La préface de son Traité de la manière d'examiner les différends de religion contenait une critique sur la police de la pensée sous le rège de Louis XIV, surtout en matière religieuse :

"Que peut-on espérer désormais sous un Gouvernement qui a établi une espèce d'Inquisition secrète qui ne gêne pas moins les esprits qu'en Espagne et en Italie ? Ceux qui ont de la lumière et de bonnes intentions à peine peuvent-ils penser librement. On censure les choses les plus innocentes, les plus véritables. Les demi-savants, les dévots s'effraient de tout. Dès qu'un homme sincère veut dire la vérité et combattre la moindre erreur populaire, on crie à l'Hérétique. Ceux qui devraient l'appuyer sont les premiers à le condamner et à le persécuter. Les plus équitables le plaignent en secret."

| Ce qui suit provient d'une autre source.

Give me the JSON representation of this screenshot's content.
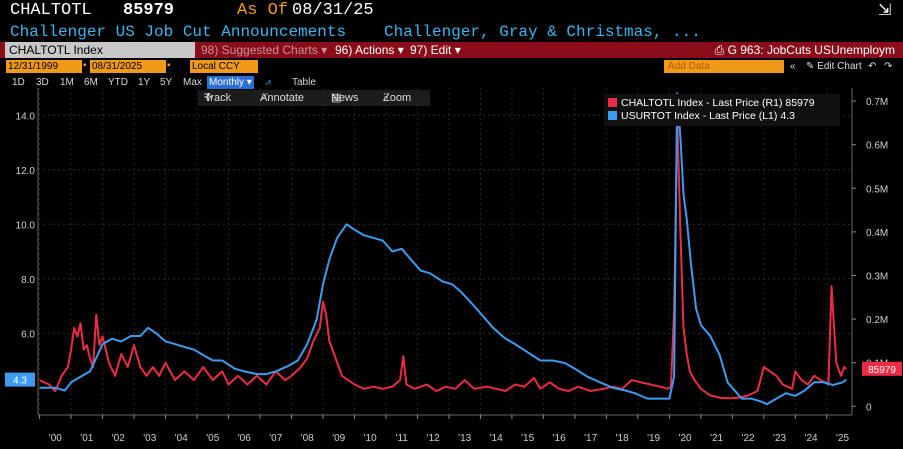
{
  "header": {
    "ticker": "CHALTOTL",
    "last_value": "85979",
    "as_of_label": "As Of",
    "as_of_date": "08/31/25",
    "title": "Challenger US Job Cut Announcements",
    "source": "Challenger, Gray & Christmas, ..."
  },
  "menubar": {
    "security": "CHALTOTL Index",
    "suggested": "98) Suggested Charts ▾",
    "actions": "96) Actions ▾",
    "edit": "97) Edit ▾",
    "chart_title": "G 963: JobCuts USUnemploym"
  },
  "controls": {
    "start_date": "12/31/1999",
    "end_date": "08/31/2025",
    "currency": "Local CCY",
    "periods": [
      "1D",
      "3D",
      "1M",
      "6M",
      "YTD",
      "1Y",
      "5Y",
      "Max"
    ],
    "frequency": "Monthly ▾",
    "table_label": "Table",
    "add_data_placeholder": "Add Data",
    "edit_chart": "Edit Chart"
  },
  "toolbar": {
    "track": "Track",
    "annotate": "Annotate",
    "news": "News",
    "zoom": "Zoom"
  },
  "legend": {
    "items": [
      {
        "label": "CHALTOTL Index - Last Price (R1)",
        "value": "85979",
        "color": "#ee2b45"
      },
      {
        "label": "USURTOT Index - Last Price (L1)",
        "value": "4.3",
        "color": "#3d9cf0"
      }
    ]
  },
  "chart_data": {
    "type": "line",
    "title": "Challenger US Job Cut Announcements",
    "x_range": [
      1999.95,
      2025.8
    ],
    "left_axis": {
      "series": "USURTOT Index",
      "ylim": [
        3.0,
        15.0
      ],
      "ticks": [
        "6.0",
        "8.0",
        "10.0",
        "12.0",
        "14.0"
      ],
      "last_tag": "4.3"
    },
    "right_axis": {
      "series": "CHALTOTL Index",
      "ylim": [
        -20000,
        730000
      ],
      "ticks": [
        "0",
        "0.1M",
        "0.2M",
        "0.3M",
        "0.4M",
        "0.5M",
        "0.6M",
        "0.7M"
      ],
      "last_tag": "85979"
    },
    "x_ticks": [
      "'00",
      "'01",
      "'02",
      "'03",
      "'04",
      "'05",
      "'06",
      "'07",
      "'08",
      "'09",
      "'10",
      "'11",
      "'12",
      "'13",
      "'14",
      "'15",
      "'16",
      "'17",
      "'18",
      "'19",
      "'20",
      "'21",
      "'22",
      "'23",
      "'24",
      "'25"
    ],
    "series": [
      {
        "name": "CHALTOTL Index - Last Price (R1)",
        "axis": "right",
        "color": "#ee2b45",
        "points": [
          [
            2000.0,
            60000
          ],
          [
            2000.3,
            50000
          ],
          [
            2000.5,
            35000
          ],
          [
            2000.7,
            70000
          ],
          [
            2000.9,
            90000
          ],
          [
            2001.0,
            130000
          ],
          [
            2001.1,
            180000
          ],
          [
            2001.2,
            160000
          ],
          [
            2001.3,
            190000
          ],
          [
            2001.4,
            130000
          ],
          [
            2001.5,
            140000
          ],
          [
            2001.6,
            110000
          ],
          [
            2001.7,
            90000
          ],
          [
            2001.8,
            210000
          ],
          [
            2001.9,
            140000
          ],
          [
            2002.0,
            160000
          ],
          [
            2002.2,
            100000
          ],
          [
            2002.4,
            70000
          ],
          [
            2002.6,
            120000
          ],
          [
            2002.8,
            90000
          ],
          [
            2003.0,
            140000
          ],
          [
            2003.2,
            90000
          ],
          [
            2003.4,
            70000
          ],
          [
            2003.6,
            90000
          ],
          [
            2003.8,
            70000
          ],
          [
            2004.0,
            100000
          ],
          [
            2004.3,
            60000
          ],
          [
            2004.6,
            80000
          ],
          [
            2004.9,
            60000
          ],
          [
            2005.2,
            90000
          ],
          [
            2005.5,
            60000
          ],
          [
            2005.8,
            80000
          ],
          [
            2006.0,
            50000
          ],
          [
            2006.3,
            70000
          ],
          [
            2006.6,
            50000
          ],
          [
            2006.9,
            70000
          ],
          [
            2007.2,
            50000
          ],
          [
            2007.5,
            80000
          ],
          [
            2007.8,
            60000
          ],
          [
            2008.0,
            70000
          ],
          [
            2008.3,
            90000
          ],
          [
            2008.5,
            110000
          ],
          [
            2008.7,
            150000
          ],
          [
            2008.9,
            180000
          ],
          [
            2009.0,
            240000
          ],
          [
            2009.1,
            210000
          ],
          [
            2009.2,
            150000
          ],
          [
            2009.4,
            110000
          ],
          [
            2009.6,
            70000
          ],
          [
            2009.8,
            60000
          ],
          [
            2010.0,
            50000
          ],
          [
            2010.3,
            40000
          ],
          [
            2010.6,
            45000
          ],
          [
            2010.9,
            40000
          ],
          [
            2011.2,
            45000
          ],
          [
            2011.45,
            60000
          ],
          [
            2011.55,
            115000
          ],
          [
            2011.65,
            50000
          ],
          [
            2011.9,
            40000
          ],
          [
            2012.3,
            50000
          ],
          [
            2012.6,
            35000
          ],
          [
            2012.9,
            45000
          ],
          [
            2013.2,
            40000
          ],
          [
            2013.5,
            60000
          ],
          [
            2013.8,
            40000
          ],
          [
            2014.2,
            45000
          ],
          [
            2014.5,
            40000
          ],
          [
            2014.8,
            35000
          ],
          [
            2015.1,
            50000
          ],
          [
            2015.4,
            45000
          ],
          [
            2015.7,
            65000
          ],
          [
            2015.9,
            40000
          ],
          [
            2016.2,
            55000
          ],
          [
            2016.5,
            40000
          ],
          [
            2016.8,
            35000
          ],
          [
            2017.1,
            45000
          ],
          [
            2017.5,
            35000
          ],
          [
            2017.9,
            40000
          ],
          [
            2018.2,
            45000
          ],
          [
            2018.5,
            40000
          ],
          [
            2018.8,
            60000
          ],
          [
            2019.1,
            55000
          ],
          [
            2019.4,
            50000
          ],
          [
            2019.7,
            45000
          ],
          [
            2019.95,
            40000
          ],
          [
            2020.05,
            45000
          ],
          [
            2020.15,
            220000
          ],
          [
            2020.25,
            670000
          ],
          [
            2020.35,
            400000
          ],
          [
            2020.45,
            180000
          ],
          [
            2020.55,
            120000
          ],
          [
            2020.65,
            80000
          ],
          [
            2020.8,
            60000
          ],
          [
            2021.0,
            40000
          ],
          [
            2021.3,
            25000
          ],
          [
            2021.6,
            20000
          ],
          [
            2021.9,
            18000
          ],
          [
            2022.2,
            20000
          ],
          [
            2022.5,
            25000
          ],
          [
            2022.8,
            35000
          ],
          [
            2023.0,
            90000
          ],
          [
            2023.2,
            80000
          ],
          [
            2023.4,
            70000
          ],
          [
            2023.6,
            50000
          ],
          [
            2023.9,
            40000
          ],
          [
            2024.0,
            80000
          ],
          [
            2024.2,
            60000
          ],
          [
            2024.4,
            50000
          ],
          [
            2024.6,
            70000
          ],
          [
            2024.8,
            60000
          ],
          [
            2024.95,
            55000
          ],
          [
            2025.05,
            50000
          ],
          [
            2025.15,
            275000
          ],
          [
            2025.3,
            100000
          ],
          [
            2025.45,
            70000
          ],
          [
            2025.55,
            90000
          ],
          [
            2025.62,
            85979
          ]
        ]
      },
      {
        "name": "USURTOT Index - Last Price (L1)",
        "axis": "left",
        "color": "#3d9cf0",
        "points": [
          [
            2000.0,
            4.0
          ],
          [
            2000.5,
            4.0
          ],
          [
            2000.8,
            3.9
          ],
          [
            2001.0,
            4.2
          ],
          [
            2001.3,
            4.4
          ],
          [
            2001.6,
            4.6
          ],
          [
            2001.8,
            5.1
          ],
          [
            2002.0,
            5.6
          ],
          [
            2002.3,
            5.8
          ],
          [
            2002.6,
            5.7
          ],
          [
            2002.9,
            5.9
          ],
          [
            2003.2,
            5.9
          ],
          [
            2003.45,
            6.2
          ],
          [
            2003.7,
            6.0
          ],
          [
            2004.0,
            5.7
          ],
          [
            2004.3,
            5.6
          ],
          [
            2004.6,
            5.5
          ],
          [
            2004.9,
            5.4
          ],
          [
            2005.2,
            5.2
          ],
          [
            2005.5,
            5.0
          ],
          [
            2005.8,
            5.0
          ],
          [
            2006.2,
            4.7
          ],
          [
            2006.5,
            4.6
          ],
          [
            2006.9,
            4.5
          ],
          [
            2007.2,
            4.5
          ],
          [
            2007.5,
            4.6
          ],
          [
            2007.9,
            4.8
          ],
          [
            2008.2,
            5.0
          ],
          [
            2008.5,
            5.6
          ],
          [
            2008.8,
            6.5
          ],
          [
            2009.0,
            7.8
          ],
          [
            2009.2,
            8.7
          ],
          [
            2009.45,
            9.5
          ],
          [
            2009.75,
            10.0
          ],
          [
            2010.0,
            9.8
          ],
          [
            2010.3,
            9.6
          ],
          [
            2010.6,
            9.5
          ],
          [
            2010.9,
            9.4
          ],
          [
            2011.2,
            9.0
          ],
          [
            2011.5,
            9.1
          ],
          [
            2011.8,
            8.7
          ],
          [
            2012.1,
            8.3
          ],
          [
            2012.4,
            8.2
          ],
          [
            2012.8,
            7.9
          ],
          [
            2013.1,
            7.8
          ],
          [
            2013.4,
            7.5
          ],
          [
            2013.8,
            7.0
          ],
          [
            2014.1,
            6.6
          ],
          [
            2014.4,
            6.2
          ],
          [
            2014.8,
            5.8
          ],
          [
            2015.1,
            5.6
          ],
          [
            2015.5,
            5.3
          ],
          [
            2015.9,
            5.0
          ],
          [
            2016.3,
            5.0
          ],
          [
            2016.7,
            4.9
          ],
          [
            2017.0,
            4.7
          ],
          [
            2017.4,
            4.4
          ],
          [
            2017.8,
            4.2
          ],
          [
            2018.2,
            4.0
          ],
          [
            2018.6,
            3.9
          ],
          [
            2018.9,
            3.8
          ],
          [
            2019.3,
            3.6
          ],
          [
            2019.7,
            3.6
          ],
          [
            2020.0,
            3.6
          ],
          [
            2020.15,
            4.4
          ],
          [
            2020.25,
            14.8
          ],
          [
            2020.35,
            13.2
          ],
          [
            2020.45,
            11.1
          ],
          [
            2020.55,
            10.2
          ],
          [
            2020.7,
            8.4
          ],
          [
            2020.85,
            6.9
          ],
          [
            2021.0,
            6.3
          ],
          [
            2021.3,
            5.9
          ],
          [
            2021.6,
            5.2
          ],
          [
            2021.85,
            4.2
          ],
          [
            2022.0,
            4.0
          ],
          [
            2022.3,
            3.6
          ],
          [
            2022.6,
            3.6
          ],
          [
            2022.9,
            3.5
          ],
          [
            2023.1,
            3.4
          ],
          [
            2023.4,
            3.6
          ],
          [
            2023.7,
            3.8
          ],
          [
            2024.0,
            3.7
          ],
          [
            2024.3,
            3.9
          ],
          [
            2024.6,
            4.2
          ],
          [
            2024.9,
            4.2
          ],
          [
            2025.2,
            4.1
          ],
          [
            2025.5,
            4.2
          ],
          [
            2025.62,
            4.3
          ]
        ]
      }
    ]
  },
  "colors": {
    "background": "#000000",
    "accent": "#f09a18",
    "menubar": "#8a0e1a",
    "grid": "#333333"
  }
}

Voltaire a contesté beaucoup ds affirmations de Le Vassor, ainsi que son style :

« Le Vassor, compilateur grossier, qui a fait un libelle en dix-huit volumes de l'histoire de Louis XIII, dit que "l'établissement de l'Académie est une preuve de la tyrannie du cardinal. Il ne put souffrir que d'honnêtes gens s'assemblassent librement dans une maison particulière". On sent bien que cette imputation ne mérite pas d'être réfutée, mais on ne doit pas perdre ici l'occasion de remarquer que cet écrivain aurait dû mieux profiter des premières leçons de l'Académie ; elles lui auraient appris à écrire d'un style moins barbare, avec un fiel moins révoltant, d'une manière plus judicieuse, et à ne pas blesser à la fois la vérité, la langue et le bon sens. » (Histoire du Parlement, chap. 52).

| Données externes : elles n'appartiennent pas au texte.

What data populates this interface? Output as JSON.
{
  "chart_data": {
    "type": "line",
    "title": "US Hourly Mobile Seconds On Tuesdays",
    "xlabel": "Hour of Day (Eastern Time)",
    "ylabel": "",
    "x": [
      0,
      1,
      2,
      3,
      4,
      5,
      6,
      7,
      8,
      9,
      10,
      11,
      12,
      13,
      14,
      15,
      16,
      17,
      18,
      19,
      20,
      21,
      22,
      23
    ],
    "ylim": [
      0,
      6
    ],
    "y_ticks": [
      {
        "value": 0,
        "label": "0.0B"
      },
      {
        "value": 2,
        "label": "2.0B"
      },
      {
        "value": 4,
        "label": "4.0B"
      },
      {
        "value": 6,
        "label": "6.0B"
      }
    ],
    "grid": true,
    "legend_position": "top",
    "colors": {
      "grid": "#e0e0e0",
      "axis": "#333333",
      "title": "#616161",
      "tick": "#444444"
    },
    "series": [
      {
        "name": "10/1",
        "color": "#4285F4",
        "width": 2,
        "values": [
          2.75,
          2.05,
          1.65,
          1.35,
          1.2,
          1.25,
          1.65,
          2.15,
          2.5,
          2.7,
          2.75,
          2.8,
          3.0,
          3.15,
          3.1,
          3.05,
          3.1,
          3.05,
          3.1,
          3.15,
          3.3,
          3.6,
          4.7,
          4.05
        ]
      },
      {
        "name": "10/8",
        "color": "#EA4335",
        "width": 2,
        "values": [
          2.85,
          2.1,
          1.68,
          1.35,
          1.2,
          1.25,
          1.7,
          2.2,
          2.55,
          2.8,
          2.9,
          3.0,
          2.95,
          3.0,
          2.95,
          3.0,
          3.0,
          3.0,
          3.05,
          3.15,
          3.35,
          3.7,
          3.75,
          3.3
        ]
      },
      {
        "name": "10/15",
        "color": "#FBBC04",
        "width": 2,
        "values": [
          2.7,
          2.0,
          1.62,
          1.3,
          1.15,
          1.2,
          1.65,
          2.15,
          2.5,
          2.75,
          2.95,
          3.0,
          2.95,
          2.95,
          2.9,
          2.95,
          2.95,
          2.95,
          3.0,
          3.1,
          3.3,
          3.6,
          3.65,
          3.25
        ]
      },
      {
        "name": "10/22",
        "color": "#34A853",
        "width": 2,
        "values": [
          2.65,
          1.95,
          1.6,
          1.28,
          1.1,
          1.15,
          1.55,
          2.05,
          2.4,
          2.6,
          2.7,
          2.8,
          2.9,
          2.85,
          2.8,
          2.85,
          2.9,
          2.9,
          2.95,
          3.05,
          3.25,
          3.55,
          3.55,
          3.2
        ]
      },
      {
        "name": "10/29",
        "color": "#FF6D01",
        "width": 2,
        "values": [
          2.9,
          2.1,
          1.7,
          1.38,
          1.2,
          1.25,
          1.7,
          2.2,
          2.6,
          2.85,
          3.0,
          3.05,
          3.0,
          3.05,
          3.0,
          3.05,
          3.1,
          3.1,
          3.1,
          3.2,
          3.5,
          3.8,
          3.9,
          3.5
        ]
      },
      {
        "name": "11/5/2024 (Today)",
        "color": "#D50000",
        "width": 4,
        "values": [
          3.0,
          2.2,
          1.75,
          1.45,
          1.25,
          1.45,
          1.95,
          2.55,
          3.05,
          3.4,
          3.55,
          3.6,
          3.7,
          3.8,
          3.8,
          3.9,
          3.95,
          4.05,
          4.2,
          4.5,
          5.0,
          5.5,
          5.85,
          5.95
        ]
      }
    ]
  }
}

« Levassor (Michel), de l'Oratoire, réfugié en Angleterre. Son Histoire de Louis XIII, diffuse, pesante, et satirique, a été recherchée pour beaucoup de faits singuliers qui s'y trouvent ; mais c'est un déclamateur odieux qui, dans l'Histoire de Louis XIII, ne cherche qu'à décrier Louis XIV, qui attaque les morts et les vivants ; il ne se trompe que sur peu de faits, et passe pour s'être trompé dans tous ses jugements. Mort en 1718. » (Siècle de Louis XIV, Catalogue des écrivains français).